Discussion in 'Stocks' started by yonisin, Jul 22, 2009.

  1. yonisin


    I have a day trading account, but I'm researching dividend stocks for income should I ever be able to retire. Can anyone suggest a site, or a list of stocks?


  2. I suspect that lists of high yielding stocks will give you a list of stocks which will soon cut their div, e.g. banks.

    Might be better to follow "bottoms-up" guys. I'm no fan of Buffett, but am long JNJ (Buffet sold recently), and I am long, but covered writes on HSY. Buffett recently bot Mars Candy. I bot HSY before that. But its the same type of stock.

    My feeling about div payers (I'm certainly no expert), find leaders in their industry, diversified as much as they can, and insulated from all the morons who grab the headlines every morning.

    In spite of last year's crash, the divs for both of these stocks let me ride them out.
  3. The trick is not to get lured in by the high dividend yield. 2% stock today can easily be a 6% in 4 years. Having said that AT&T and Verizon's 6%+ yield is hard to pass up along with few tobacco companies like PM, BTI, MO, RAI and LO.

    World class stocks are a good base to start out with. KO, AXP, CAT, MCD, and the likes.

    Canadian banks are a good place to look for some sweet divs. BNS, BMO, TD, and CM.

    I went all in on good dividend stocks at the market bottom last year. I calculated the whole portfolio and I got an average div of about 4.2 using buying some of the stocks listed above. Could have been 5%+ if I hadn't bought so much Microsoft.

    There's bunch of legitimate lists out there like the dividend achievers and dividend aristocrats but I never really bothered with them.
  4. Nanook


  5. drbtk


    You might also want to look at MLP's, Royalty Trusts, REITS, and preferred stocks for higher yields (with corresponding risk of course).
  6. drcha


    I have looked pretty hard for a site like this but have not found a site devoted to it that is free or inexpensive and that is not flipping people in and out of stuff all the time.

    I have a few suggestions:

    Vectorvest.com is about $50/month. They give each dividend a safety rating from 0 to 100. They also provide information about dividend growth and dividend yield, as well as a lot of other stuff. You can sort the 8000 stocks they follow by any of those parameters. This site is well worth it for stock picking and market timing. You can try it out for a month for a small fee--I think $20.

    The S&P and Mergent's lists of dividend achievers are also a really good place to start. They are free but what they don't provide is a dividend safety rating.

    Whatever you do, do not rely on Morningstar for this type of information. While they may be a good source for fund information, my opinion is that they do a really crappy job of stock picking and that they are completely useless when trying to evaluate whether a dividend is safe.
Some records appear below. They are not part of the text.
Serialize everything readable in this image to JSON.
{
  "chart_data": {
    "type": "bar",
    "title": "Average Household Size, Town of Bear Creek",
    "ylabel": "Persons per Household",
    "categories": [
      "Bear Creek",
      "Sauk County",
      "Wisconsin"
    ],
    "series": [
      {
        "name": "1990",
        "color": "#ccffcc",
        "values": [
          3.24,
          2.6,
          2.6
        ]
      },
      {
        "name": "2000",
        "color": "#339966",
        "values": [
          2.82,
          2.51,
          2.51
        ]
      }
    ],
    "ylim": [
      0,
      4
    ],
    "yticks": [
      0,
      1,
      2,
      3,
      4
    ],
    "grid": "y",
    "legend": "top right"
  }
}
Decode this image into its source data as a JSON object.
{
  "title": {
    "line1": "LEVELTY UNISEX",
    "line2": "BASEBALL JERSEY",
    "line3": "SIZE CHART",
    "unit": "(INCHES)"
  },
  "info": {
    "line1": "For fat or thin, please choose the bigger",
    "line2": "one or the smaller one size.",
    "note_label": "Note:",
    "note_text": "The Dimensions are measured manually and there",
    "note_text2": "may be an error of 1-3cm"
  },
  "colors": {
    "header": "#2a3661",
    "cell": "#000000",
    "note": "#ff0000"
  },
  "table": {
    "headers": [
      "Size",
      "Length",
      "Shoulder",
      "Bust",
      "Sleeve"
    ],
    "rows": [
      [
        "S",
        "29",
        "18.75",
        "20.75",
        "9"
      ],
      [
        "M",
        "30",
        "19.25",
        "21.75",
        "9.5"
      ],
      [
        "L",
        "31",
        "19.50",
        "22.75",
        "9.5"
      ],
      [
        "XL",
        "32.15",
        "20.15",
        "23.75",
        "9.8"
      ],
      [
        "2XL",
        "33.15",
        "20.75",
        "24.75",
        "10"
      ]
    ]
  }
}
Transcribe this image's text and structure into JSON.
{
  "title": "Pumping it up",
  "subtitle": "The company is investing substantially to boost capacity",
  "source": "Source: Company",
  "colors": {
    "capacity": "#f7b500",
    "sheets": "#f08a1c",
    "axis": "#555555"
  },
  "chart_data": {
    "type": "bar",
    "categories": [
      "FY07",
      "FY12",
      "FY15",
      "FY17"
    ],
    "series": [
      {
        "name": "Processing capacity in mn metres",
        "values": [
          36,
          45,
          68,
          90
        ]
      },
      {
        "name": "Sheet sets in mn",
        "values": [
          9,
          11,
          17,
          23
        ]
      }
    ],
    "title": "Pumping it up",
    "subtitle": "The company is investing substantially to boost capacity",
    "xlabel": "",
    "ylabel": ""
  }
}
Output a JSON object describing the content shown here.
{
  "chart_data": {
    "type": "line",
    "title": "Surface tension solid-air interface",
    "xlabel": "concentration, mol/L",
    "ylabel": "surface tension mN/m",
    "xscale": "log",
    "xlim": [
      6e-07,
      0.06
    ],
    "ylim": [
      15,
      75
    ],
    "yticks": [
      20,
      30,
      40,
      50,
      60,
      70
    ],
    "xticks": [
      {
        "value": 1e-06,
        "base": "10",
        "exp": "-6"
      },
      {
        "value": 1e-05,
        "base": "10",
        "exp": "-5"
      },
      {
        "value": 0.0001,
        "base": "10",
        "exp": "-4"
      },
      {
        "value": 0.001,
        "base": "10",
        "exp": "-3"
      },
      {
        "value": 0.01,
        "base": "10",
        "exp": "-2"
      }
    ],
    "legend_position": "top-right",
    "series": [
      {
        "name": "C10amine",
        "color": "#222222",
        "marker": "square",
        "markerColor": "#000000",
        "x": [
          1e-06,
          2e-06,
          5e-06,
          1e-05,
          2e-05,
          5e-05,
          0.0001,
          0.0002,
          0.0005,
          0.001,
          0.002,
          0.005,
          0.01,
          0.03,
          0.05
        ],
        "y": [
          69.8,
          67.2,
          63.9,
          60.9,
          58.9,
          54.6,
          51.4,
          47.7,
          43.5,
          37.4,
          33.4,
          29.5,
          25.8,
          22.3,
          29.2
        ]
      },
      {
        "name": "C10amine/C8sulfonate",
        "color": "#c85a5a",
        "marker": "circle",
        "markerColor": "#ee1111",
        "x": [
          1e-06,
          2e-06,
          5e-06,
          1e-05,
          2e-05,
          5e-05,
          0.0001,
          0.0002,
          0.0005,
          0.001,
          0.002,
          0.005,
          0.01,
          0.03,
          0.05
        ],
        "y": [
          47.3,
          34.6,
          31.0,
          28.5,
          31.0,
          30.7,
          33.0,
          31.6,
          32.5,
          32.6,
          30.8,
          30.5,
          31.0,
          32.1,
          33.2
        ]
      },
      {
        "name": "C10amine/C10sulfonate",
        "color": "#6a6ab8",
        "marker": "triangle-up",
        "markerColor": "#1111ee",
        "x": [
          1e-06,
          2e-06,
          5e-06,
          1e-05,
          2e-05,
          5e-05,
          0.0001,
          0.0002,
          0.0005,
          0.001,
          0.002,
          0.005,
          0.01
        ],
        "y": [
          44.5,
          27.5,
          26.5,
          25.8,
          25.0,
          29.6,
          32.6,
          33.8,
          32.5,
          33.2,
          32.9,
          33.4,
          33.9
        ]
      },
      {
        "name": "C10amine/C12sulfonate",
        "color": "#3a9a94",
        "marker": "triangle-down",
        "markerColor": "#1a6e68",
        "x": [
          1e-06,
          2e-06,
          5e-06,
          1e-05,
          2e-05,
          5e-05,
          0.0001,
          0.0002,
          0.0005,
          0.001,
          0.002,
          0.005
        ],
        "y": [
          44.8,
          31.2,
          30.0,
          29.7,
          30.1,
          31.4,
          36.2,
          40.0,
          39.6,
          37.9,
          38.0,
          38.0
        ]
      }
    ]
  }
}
    I read a book on utility stock investing one time (don't recall what the book was) that suggested this method: Choose stocks that have been increasing their dividend. Calculate the percent dividend increase (from same quarter of last year) each time a new dividend is announced. If the company is not increasing their dividend at the same rate or a higher rate as the previous year, dump the stock and find a new one. This is an extremely conservative approach that should get you out of any bad issues early. It will work well for many equities, but is not a very good method for REITs and MLPs, whose distributions necessarily vary. And I think it is good to hold some of those, since they do not necessarily correlate with the stock markets.

    As long as you are going to be sitting on dividend stocks long term, you might want to consider selling some calls against them to get more income. You don't have to let the stock get called away completely; you can just sell calls against part of your shares if you like. If you do this, for diversification, it is best to sell them at different times and with different times to expiration.

    In addition to equities, there are numerous ETFs that pay a decent dividend, including some of the currency, commodity, real estate and foreign stock ETFs. That should get you some diversification, since all value stocks tend to tank at the same time.